En medio del desierto de Chihuahua, Coahuila y Durango se encuentra uno de los lugares más enigmáticos de México: la llamada Zona del Silencio. Su nombre evoca intriga y leyendas, y aunque para la ciencia es un área de fenómenos magnéticos naturales, para la cultura popular es un sitio cargado de historias paranormales.
Ubicada dentro de la Reserva de la Biosfera de Mapimí, esta región ha sido escenario de múltiples relatos que la convirtieron en un punto de interés mundial. El mito comenzó en la década de los setenta, cuando un cohete estadounidense de pruebas cayó accidentalmente en el lugar.
Con el paso del tiempo, la Zona del Silencio se rodeó de un aura de misterio: desde brújulas que se desvían, relojes que se detienen, hasta testimonios de campesinos que aseguran haber visto luces en el cielo y extrañas figuras caminando en medio del desierto.
Algunos investigadores sostienen que la alta concentración de minerales, sumada al magnetismo natural, podría ser la explicación científica. Sin embargo, la población local y los curiosos no dejan de alimentar el mito con nuevas historias.
Quienes han recorrido el área hablan de un silencio extraño, un vacío sonoro que parece engullir los sonidos del entorno. Otros relatan que sus relojes dejan de funcionar, sus brújulas pierden el norte y los vehículos sufren fallas inexplicables.
Pero lo más inquietante son las leyendas locales: viajeros que desaparecen sin explicación, figuras humanas altas y rubias que aparecen para luego desvanecerse, y esferas luminosas que recorren el cielo nocturno.
Más allá de lo paranormal, este sitio también es un tesoro natural. La reserva alberga especies endémicas como el tortugo del Bolsón y una gran diversidad de flora adaptada al clima extremo, lo que le da un valor ecológico incalculable.
Misterios y curiosidades de la Zona del Silencio
- Se le conoce como el “Triángulo de las Bermudas mexicano” por las anomalías que se reportan en el lugar.
- Algunos lugareños aseguran haber sido guiados por “extraños visitantes” que después desaparecieron sin dejar huella.
- La alta concentración de meteoritos hallados en la zona alimenta teorías de un magnetismo inusual.
- Ufólogos sostienen que la región podría ser un punto de contacto extraterrestre debido a los múltiples avistamientos.
- A pesar de los intentos científicos por dar explicaciones naturales, la Zona del Silencio sigue siendo un imán para quienes buscan lo paranormal.

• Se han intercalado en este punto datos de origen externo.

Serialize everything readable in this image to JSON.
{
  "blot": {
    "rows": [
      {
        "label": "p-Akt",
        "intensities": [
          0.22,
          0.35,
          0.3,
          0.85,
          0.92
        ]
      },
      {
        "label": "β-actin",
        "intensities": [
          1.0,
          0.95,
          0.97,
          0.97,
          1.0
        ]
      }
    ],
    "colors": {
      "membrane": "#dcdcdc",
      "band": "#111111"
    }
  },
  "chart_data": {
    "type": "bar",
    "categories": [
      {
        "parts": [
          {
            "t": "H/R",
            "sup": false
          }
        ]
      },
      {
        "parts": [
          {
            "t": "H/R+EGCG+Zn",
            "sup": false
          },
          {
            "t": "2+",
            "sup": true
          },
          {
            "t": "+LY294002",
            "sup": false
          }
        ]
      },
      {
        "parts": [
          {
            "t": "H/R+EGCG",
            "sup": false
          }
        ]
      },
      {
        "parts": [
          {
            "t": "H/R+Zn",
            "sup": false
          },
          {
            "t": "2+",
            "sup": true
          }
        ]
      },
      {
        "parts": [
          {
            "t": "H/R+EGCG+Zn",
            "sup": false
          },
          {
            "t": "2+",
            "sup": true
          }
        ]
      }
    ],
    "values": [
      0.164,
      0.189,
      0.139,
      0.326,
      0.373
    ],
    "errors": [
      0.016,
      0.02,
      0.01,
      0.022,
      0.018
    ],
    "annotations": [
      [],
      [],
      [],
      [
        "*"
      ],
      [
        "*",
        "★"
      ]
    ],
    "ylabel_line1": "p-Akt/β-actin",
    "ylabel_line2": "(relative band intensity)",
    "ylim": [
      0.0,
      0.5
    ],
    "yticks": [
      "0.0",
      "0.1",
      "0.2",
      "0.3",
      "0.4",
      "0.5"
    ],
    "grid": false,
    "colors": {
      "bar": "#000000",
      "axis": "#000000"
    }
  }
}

Caminar por la Zona del Silencio es enfrentarse a una frontera invisible: la que separa a la ciencia de la leyenda. Ahí, cada falla en un reloj, cada chispa en una radio y cada luz extraña en el cielo alimenta el enigma. Y aunque las explicaciones intentan domar el mito, lo cierto es que al caer la tarde, cuando el desierto se tiñe de rojo y el silencio se impone de nuevo, cualquiera puede sentir que algo —o alguien— observa desde la inmensidad.